I’ve read several of Lennox’s books now and I would recommend them to anyone interested in the topic from either side of the debate (or from none). He is Professor of Mathematics in the University of Oxford, Fellow in Mathematics and the Philosophy of Science, and Pastoral Advisor at Green Templeton College, Oxford. He is also an adjunct Lecturer at Wycliffe Hall, Oxford University and at the Oxford Centre for Christian Apologetics and is a Senior Fellow of the Trinity Forum. In addition, he teaches for the Oxford Strategic Leadership Programme at the Executive Education Centre, Said Business School, Oxford University. Hence his academic qualifications for the debate in question are never in question.
Hawkings and Mlodinow’s argument for the beginning of the universe, as I understand it, is that, because there is a law of gravity the universe must spontaneously create itself, there is no requirement, as they say, for God to light the blue touch paper. Lennox responds with the obvious question that if the universe came out of nothing, where and how did the law of gravity originate? Of course our atheist friends will ask the age-old question ‘if God created everything, who created God?’ Lennox answers this succinctly by explaining that God needs no creator, he is eternal, a view shared by all of the major religions and he is personal, involved at every level in the operation of the universe and it’s inhabitants.
Their defence of the multiverse theory for me leaves a lot to be desired. The notion that there are billions of alternate universes bubbling away independently, that only a tiny minority of these universes could support life and that we should not be surprised to find our universe obeying just the right set of laws for our existence because we must live in just the right one, seems to be a hugely philosophical and hardly scientific standpoint as there is no real scientific evidence for this.

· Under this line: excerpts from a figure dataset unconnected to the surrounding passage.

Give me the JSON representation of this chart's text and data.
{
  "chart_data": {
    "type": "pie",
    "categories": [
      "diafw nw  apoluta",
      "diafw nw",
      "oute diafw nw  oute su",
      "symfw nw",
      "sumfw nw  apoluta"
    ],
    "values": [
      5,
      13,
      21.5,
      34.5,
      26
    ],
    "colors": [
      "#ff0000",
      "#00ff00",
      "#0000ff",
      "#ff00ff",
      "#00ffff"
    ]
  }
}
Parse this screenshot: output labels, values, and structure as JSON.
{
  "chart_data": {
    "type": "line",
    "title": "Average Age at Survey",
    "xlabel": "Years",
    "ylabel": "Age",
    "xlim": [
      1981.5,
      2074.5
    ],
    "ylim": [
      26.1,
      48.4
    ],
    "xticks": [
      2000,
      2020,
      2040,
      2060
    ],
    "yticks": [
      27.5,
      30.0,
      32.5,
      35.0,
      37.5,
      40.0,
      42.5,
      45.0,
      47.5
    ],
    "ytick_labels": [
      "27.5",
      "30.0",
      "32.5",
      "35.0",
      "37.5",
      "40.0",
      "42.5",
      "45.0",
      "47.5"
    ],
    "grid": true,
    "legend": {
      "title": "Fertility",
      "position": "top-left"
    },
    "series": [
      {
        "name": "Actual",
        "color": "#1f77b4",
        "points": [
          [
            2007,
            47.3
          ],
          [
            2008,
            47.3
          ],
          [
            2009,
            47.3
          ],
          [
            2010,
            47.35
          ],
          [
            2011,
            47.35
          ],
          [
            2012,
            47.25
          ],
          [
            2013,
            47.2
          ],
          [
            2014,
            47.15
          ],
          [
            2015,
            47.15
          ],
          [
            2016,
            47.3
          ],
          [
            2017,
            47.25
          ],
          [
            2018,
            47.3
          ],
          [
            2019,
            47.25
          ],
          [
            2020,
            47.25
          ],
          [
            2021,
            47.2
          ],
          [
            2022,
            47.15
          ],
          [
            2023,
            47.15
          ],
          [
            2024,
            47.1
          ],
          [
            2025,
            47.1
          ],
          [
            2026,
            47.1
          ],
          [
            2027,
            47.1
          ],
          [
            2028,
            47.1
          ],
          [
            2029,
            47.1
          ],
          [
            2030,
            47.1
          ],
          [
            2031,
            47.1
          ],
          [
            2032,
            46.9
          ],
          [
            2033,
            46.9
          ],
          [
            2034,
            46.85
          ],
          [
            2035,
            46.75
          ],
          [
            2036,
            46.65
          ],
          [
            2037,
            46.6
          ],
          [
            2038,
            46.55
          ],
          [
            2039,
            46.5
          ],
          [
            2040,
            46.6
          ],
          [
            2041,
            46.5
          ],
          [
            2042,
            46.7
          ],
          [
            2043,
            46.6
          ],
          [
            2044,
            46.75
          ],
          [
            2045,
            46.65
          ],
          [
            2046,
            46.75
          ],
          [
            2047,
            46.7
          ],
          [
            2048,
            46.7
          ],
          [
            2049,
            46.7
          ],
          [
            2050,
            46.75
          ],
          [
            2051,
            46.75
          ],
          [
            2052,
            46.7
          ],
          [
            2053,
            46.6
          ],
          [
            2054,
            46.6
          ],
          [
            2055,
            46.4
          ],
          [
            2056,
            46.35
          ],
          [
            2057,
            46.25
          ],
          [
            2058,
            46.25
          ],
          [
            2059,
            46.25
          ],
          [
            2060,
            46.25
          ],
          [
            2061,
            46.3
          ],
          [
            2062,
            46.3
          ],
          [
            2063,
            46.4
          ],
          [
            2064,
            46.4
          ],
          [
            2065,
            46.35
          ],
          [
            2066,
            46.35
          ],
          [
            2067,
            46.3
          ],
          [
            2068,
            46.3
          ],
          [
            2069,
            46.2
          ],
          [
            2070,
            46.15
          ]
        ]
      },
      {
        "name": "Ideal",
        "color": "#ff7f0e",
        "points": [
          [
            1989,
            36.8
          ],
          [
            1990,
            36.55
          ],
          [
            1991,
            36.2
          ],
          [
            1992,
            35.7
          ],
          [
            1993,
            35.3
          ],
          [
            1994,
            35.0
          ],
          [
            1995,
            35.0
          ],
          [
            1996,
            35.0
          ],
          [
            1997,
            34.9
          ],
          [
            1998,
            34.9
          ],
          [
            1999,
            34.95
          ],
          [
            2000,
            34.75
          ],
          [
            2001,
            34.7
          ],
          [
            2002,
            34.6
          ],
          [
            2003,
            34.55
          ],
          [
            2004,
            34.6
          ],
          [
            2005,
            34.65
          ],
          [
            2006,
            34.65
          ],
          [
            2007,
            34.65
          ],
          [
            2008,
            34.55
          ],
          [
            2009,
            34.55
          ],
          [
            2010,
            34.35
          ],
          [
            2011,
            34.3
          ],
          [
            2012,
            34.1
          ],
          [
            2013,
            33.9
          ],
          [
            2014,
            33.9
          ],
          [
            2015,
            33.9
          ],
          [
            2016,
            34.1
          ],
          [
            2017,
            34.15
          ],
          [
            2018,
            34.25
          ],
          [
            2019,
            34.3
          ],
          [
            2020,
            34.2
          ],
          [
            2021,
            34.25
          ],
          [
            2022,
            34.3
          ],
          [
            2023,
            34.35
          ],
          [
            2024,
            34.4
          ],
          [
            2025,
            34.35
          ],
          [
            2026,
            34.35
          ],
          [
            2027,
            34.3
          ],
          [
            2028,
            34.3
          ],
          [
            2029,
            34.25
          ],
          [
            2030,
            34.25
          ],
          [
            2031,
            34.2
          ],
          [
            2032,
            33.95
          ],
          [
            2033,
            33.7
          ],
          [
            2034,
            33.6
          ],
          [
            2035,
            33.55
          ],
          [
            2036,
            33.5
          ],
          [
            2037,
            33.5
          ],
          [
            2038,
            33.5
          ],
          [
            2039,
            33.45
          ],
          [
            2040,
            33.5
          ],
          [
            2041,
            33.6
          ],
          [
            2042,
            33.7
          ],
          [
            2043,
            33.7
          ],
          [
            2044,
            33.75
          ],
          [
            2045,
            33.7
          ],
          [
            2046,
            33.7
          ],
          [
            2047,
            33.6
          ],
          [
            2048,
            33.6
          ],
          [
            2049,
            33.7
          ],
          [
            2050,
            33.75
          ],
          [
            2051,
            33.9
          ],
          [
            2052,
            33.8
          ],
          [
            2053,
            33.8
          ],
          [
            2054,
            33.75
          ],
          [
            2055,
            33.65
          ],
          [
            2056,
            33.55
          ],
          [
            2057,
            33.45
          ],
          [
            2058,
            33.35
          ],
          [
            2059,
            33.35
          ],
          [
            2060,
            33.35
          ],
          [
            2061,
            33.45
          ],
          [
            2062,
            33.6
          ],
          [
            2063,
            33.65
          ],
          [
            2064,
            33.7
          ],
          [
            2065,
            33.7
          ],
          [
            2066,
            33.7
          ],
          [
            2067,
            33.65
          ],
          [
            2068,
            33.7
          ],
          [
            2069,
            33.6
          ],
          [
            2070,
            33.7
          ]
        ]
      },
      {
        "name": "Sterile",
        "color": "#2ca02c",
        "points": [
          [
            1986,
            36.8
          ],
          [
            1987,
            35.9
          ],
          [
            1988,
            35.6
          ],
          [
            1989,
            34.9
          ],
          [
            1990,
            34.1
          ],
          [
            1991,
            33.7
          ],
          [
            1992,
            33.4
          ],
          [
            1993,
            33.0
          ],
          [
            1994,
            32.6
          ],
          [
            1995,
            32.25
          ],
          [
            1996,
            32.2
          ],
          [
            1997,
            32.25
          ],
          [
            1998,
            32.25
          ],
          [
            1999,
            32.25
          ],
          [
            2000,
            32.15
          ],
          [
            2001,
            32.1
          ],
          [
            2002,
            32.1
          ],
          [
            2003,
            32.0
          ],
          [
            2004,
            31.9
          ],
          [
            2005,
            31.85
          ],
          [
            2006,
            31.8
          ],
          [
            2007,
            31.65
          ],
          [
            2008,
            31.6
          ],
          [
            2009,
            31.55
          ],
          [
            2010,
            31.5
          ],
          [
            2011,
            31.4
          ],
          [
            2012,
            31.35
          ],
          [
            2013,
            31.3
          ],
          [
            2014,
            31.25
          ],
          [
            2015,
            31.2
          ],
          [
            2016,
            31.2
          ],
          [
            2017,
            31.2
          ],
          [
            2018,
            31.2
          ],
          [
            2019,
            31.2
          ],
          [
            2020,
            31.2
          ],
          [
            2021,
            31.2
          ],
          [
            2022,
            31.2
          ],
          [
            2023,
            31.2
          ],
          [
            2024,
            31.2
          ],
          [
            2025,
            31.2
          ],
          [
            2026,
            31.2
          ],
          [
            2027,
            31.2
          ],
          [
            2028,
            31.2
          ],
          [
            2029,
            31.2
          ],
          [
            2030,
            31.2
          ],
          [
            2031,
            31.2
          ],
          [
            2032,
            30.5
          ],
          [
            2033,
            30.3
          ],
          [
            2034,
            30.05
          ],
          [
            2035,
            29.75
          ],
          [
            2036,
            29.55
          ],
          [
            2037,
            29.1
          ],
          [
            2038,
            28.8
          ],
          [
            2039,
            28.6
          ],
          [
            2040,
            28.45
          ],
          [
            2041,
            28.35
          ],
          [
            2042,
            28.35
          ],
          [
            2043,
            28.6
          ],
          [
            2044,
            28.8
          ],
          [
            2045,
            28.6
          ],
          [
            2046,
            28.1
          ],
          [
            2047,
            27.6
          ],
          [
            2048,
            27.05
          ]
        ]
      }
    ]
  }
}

Conversely Newton, one of the greatest scientists mankind has ever known, the discover of the very law of gravity that ‘The Grand Design’ discusses, stated that the universe was ‘created by God at first and conserved by Him to this day in the same state and condition’
In the penultimate chapter of ‘The Grand Design’ Hawkings and Mlodinow are at pains to point out the extreme fine tuning which must be in place in order for life to exist on this tiny planet. The precise elliptical orbit of the Earth, the axis of rotation relative to that orbit, the distance of the Earth from the Sun and the mass of the Sun itself. Whilst their conclusion is that these conditions are serendipitous enough to bring forth life, the age-old standpoint of faith in a designer surely gains some credibility here.
1 The heavens proclaim the glory of God.
The skies display his craftsmanship.